Dave explained the stagedive in December 1996:

"I remember going home from the tour, I remember flying home from, eh... Where was it [that] we finished up? Was it Indiana, or something like that? [silence] I can't remember, but I remember being in a lot of pain, which wasn't that unusual, so I was drinking to cover it up. But as I was sobering up, and contemplating the end of the tour, and I had this pain inside of me and stuff, so when we got back, we got straight to the hospital, and I was examined and I had two fractured ribs and I was internally bleeding. And when I actually started coming down from that as well... So I spent six months after the tour being strapped up, and that was really when I felt a lot of pain, because when you've got a couple of fractured ribs, if you just cough lightly, or sneeze, or laugh, you can't move. What had happened was that I had stagedived a few days before the end of the tour somewhere, and had gotten to the end of the stage and then realised that the pit was about 20 foot but it was too late, I had already dived off stage, I was like, "I ain't gonna make it", and I landed on the crash barrier halfway, and then was dragged into the audience, and I was like "Ahhhh!", you know."
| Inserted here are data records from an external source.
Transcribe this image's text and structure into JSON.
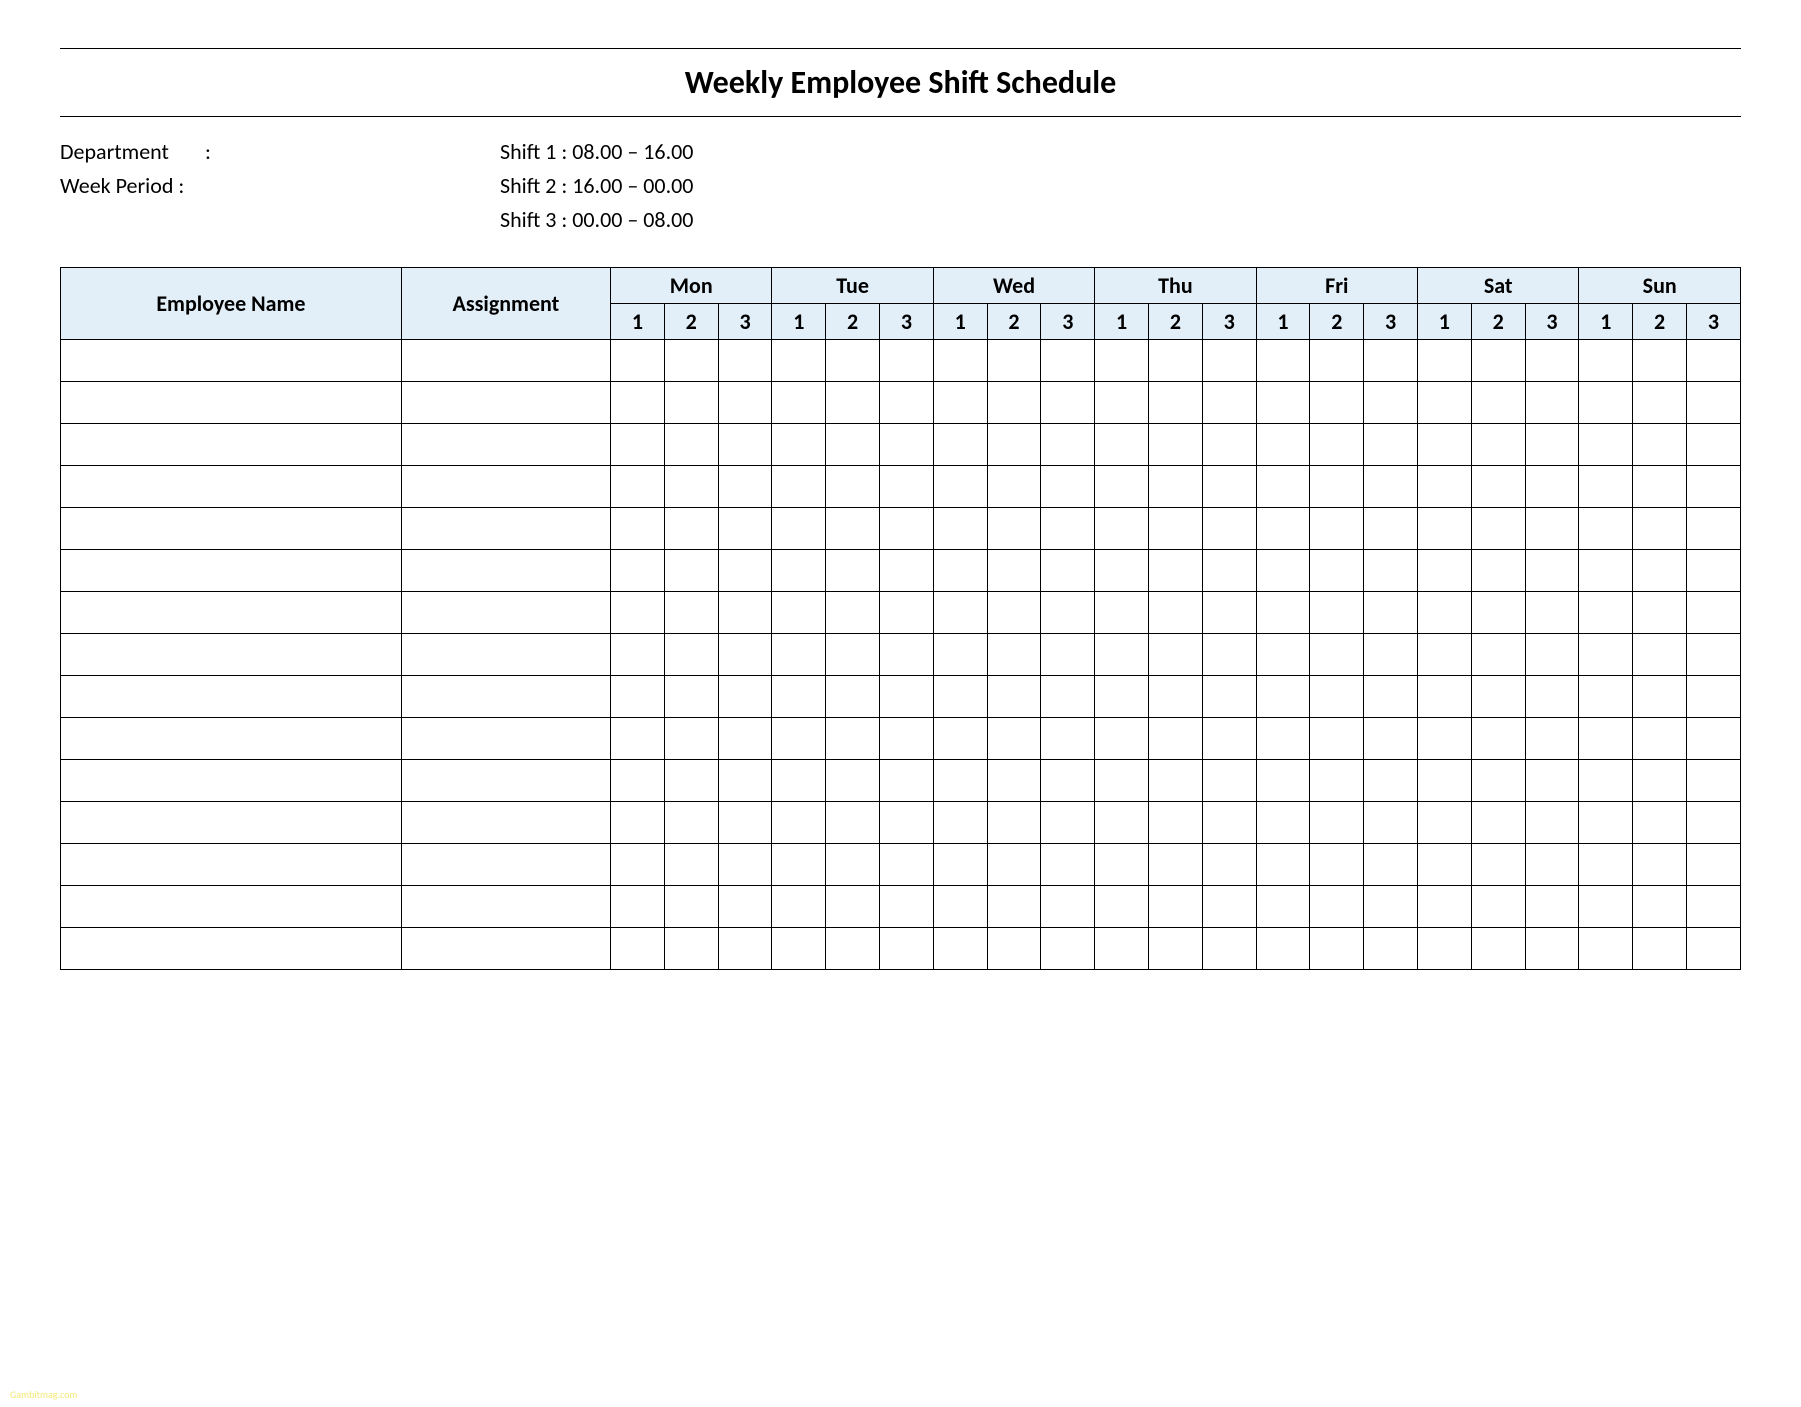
{
  "title": "Weekly Employee Shift Schedule",
  "meta": {
    "department_label": "Department",
    "department_sep": ":",
    "week_period_label": "Week  Period :",
    "shifts": [
      "Shift 1  : 08.00  – 16.00",
      "Shift 2  : 16.00  – 00.00",
      "Shift 3  : 00.00  – 08.00"
    ]
  },
  "table": {
    "employee_name_header": "Employee Name",
    "assignment_header": "Assignment",
    "days": [
      "Mon",
      "Tue",
      "Wed",
      "Thu",
      "Fri",
      "Sat",
      "Sun"
    ],
    "shift_numbers": [
      "1",
      "2",
      "3"
    ],
    "row_count": 15
  },
  "watermark": "Gambitmag.com"
}
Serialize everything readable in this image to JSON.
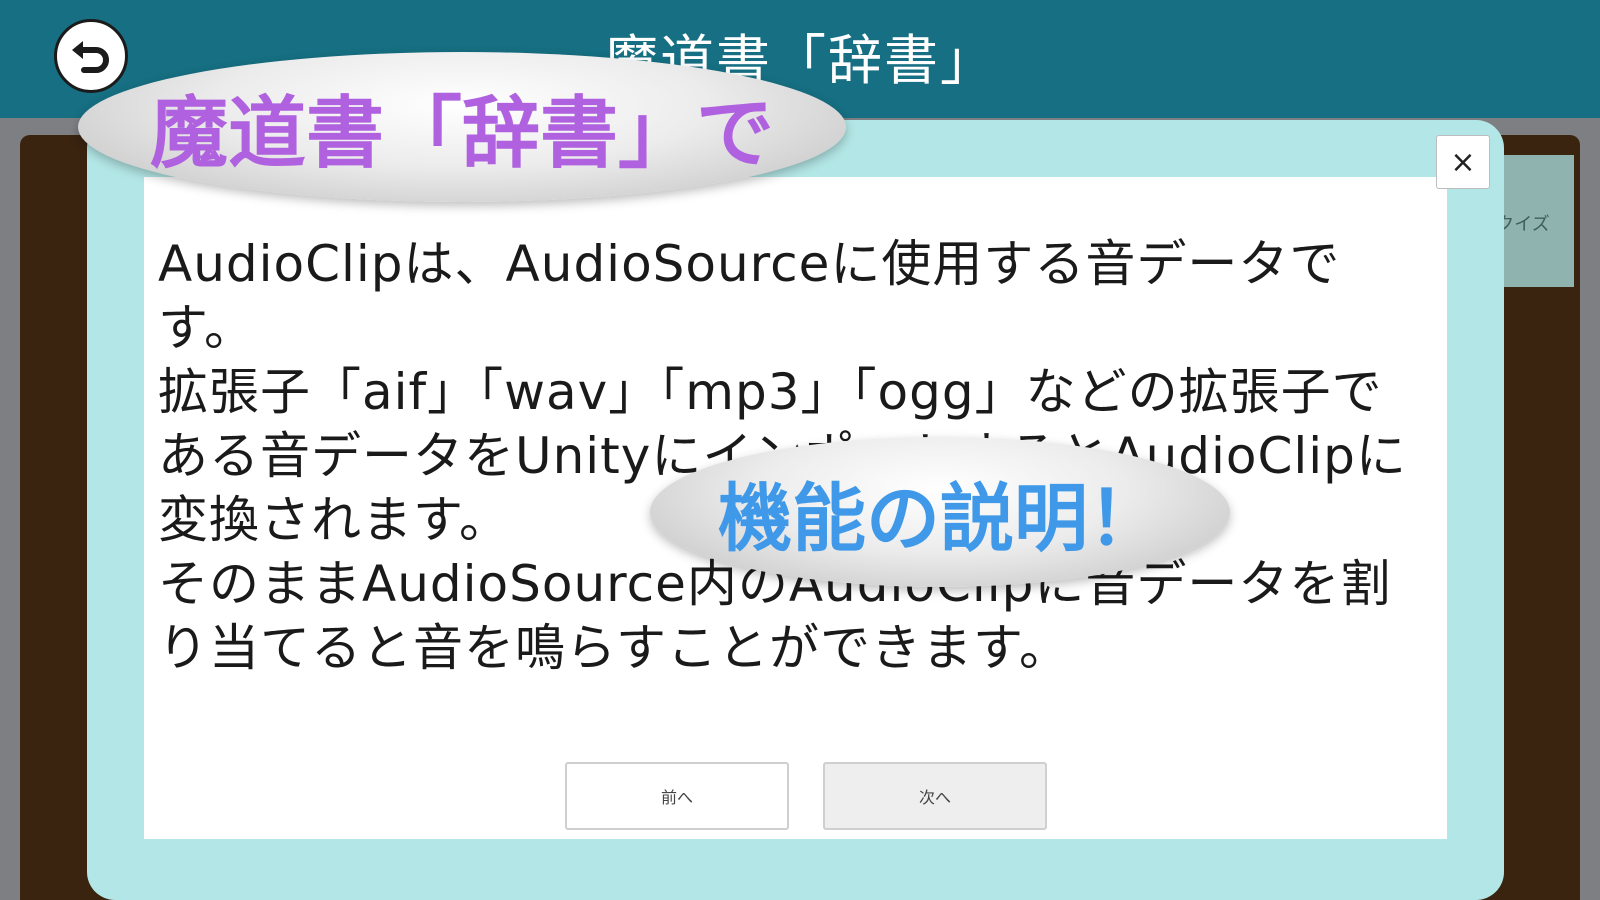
{
  "header": {
    "title": "魔道書「辞書」",
    "back_icon": "back-arrow-icon"
  },
  "side_tab": {
    "label": "クイズ"
  },
  "dialog": {
    "body": "AudioClipは、AudioSourceに使用する音データです。\n拡張子「aif」「wav」「mp3」「ogg」などの拡張子である音データをUnityにインポートするとAudioClipに変換されます。\nそのままAudioSource内のAudioClipに音データを割り当てると音を鳴らすことができます。",
    "close_label": "×",
    "prev_label": "前へ",
    "next_label": "次へ"
  },
  "overlay": {
    "top_caption": "魔道書「辞書」で",
    "mid_caption": "機能の説明！"
  },
  "colors": {
    "header_bg": "#166f82",
    "dialog_bg": "#b3e6e6",
    "board_bg": "#3a2410",
    "caption_purple": "#b061df",
    "caption_blue": "#3f99e8"
  }
}
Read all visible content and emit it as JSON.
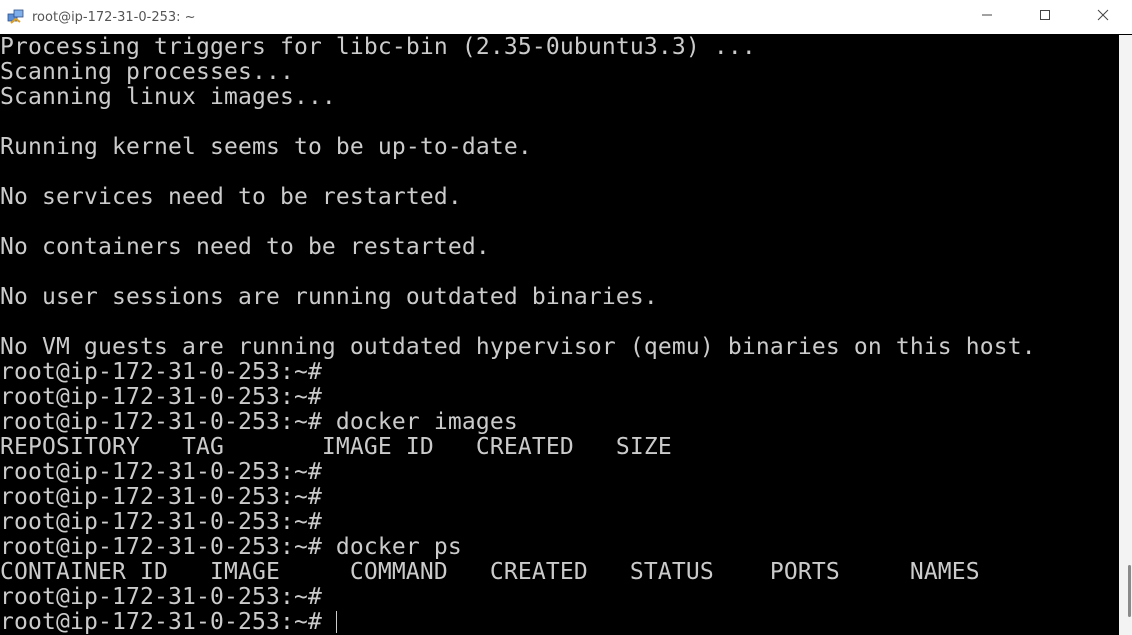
{
  "window": {
    "title": "root@ip-172-31-0-253: ~",
    "app_icon": "putty-icon",
    "controls": [
      "minimize-icon",
      "maximize-icon",
      "close-icon"
    ]
  },
  "terminal": {
    "lines": [
      "Processing triggers for libc-bin (2.35-0ubuntu3.3) ...",
      "Scanning processes...",
      "Scanning linux images...",
      "",
      "Running kernel seems to be up-to-date.",
      "",
      "No services need to be restarted.",
      "",
      "No containers need to be restarted.",
      "",
      "No user sessions are running outdated binaries.",
      "",
      "No VM guests are running outdated hypervisor (qemu) binaries on this host.",
      "root@ip-172-31-0-253:~#",
      "root@ip-172-31-0-253:~#",
      "root@ip-172-31-0-253:~# docker images",
      "REPOSITORY   TAG       IMAGE ID   CREATED   SIZE",
      "root@ip-172-31-0-253:~#",
      "root@ip-172-31-0-253:~#",
      "root@ip-172-31-0-253:~#",
      "root@ip-172-31-0-253:~# docker ps",
      "CONTAINER ID   IMAGE     COMMAND   CREATED   STATUS    PORTS     NAMES",
      "root@ip-172-31-0-253:~#",
      "root@ip-172-31-0-253:~#"
    ]
  },
  "colors": {
    "terminal_background": "#000000",
    "terminal_foreground": "#cbcbcb",
    "titlebar_background": "#ffffff"
  }
}
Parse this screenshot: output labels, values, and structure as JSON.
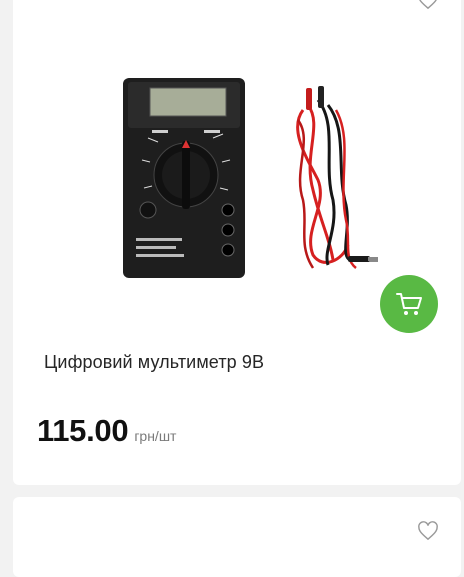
{
  "product": {
    "title": "Цифровий мультиметр 9В",
    "price": "115.00",
    "unit": "грн/шт",
    "image_icon": "multimeter-image",
    "cart_icon": "cart-icon",
    "wishlist_icon": "heart-icon"
  },
  "colors": {
    "cart_button": "#59b944",
    "background": "#f2f2f2",
    "card": "#ffffff"
  }
}
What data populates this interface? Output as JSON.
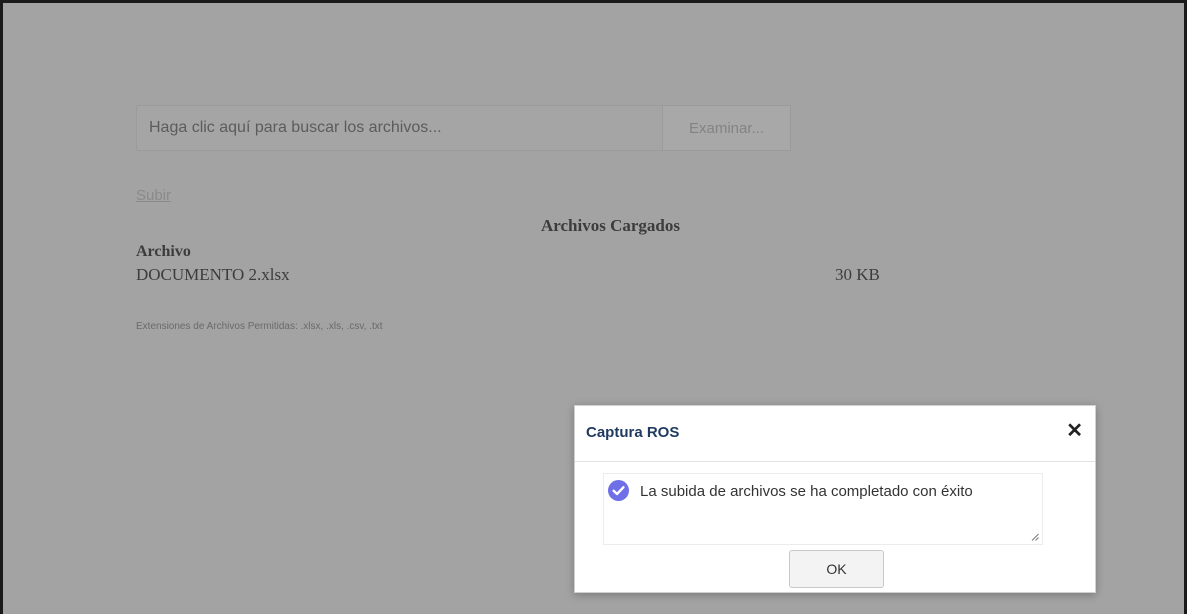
{
  "upload": {
    "file_input_placeholder": "Haga clic aquí para buscar los archivos...",
    "browse_label": "Examinar...",
    "upload_link": "Subir"
  },
  "uploaded_files": {
    "title": "Archivos Cargados",
    "column_header": "Archivo",
    "rows": [
      {
        "name": "DOCUMENTO 2.xlsx",
        "size": "30 KB"
      }
    ]
  },
  "allowed_extensions": "Extensiones de Archivos Permitidas: .xlsx, .xls, .csv, .txt",
  "dialog": {
    "title": "Captura ROS",
    "close_icon": "close-icon",
    "message": "La subida de archivos se ha completado con éxito",
    "status_icon": "check-circle-icon",
    "ok_label": "OK",
    "accent_color": "#6f6fe8"
  }
}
The show was originally scheduled as 1993-10-21 Market Square Arena, Indianapolis, IN, USA but got postponed for unknown reasons. The show at Deer Creek went on sale on April 16th 1994.

Video

Set list

  1. Rush
  2. Halo
  3. Behind The Wheel
  4. Everything Counts
  5. World In My Eyes
  6. Walking In My Shoes
  7. Stripped
  8. Condemnation (*)
  9. I Want You Now (*)
  10. In Your Room
  11. Never Let Me Down Again
  12. I Feel You
  13. Personal Jesus
  14. Somebody (*)
  15. Enjoy The Silence
  16. A Question Of Time

Sources

  • Source 1 is Falko N's good audience recording sourced from a first-generation cassette; treble is rather shrill, and there is a constant rumbling noise throughout.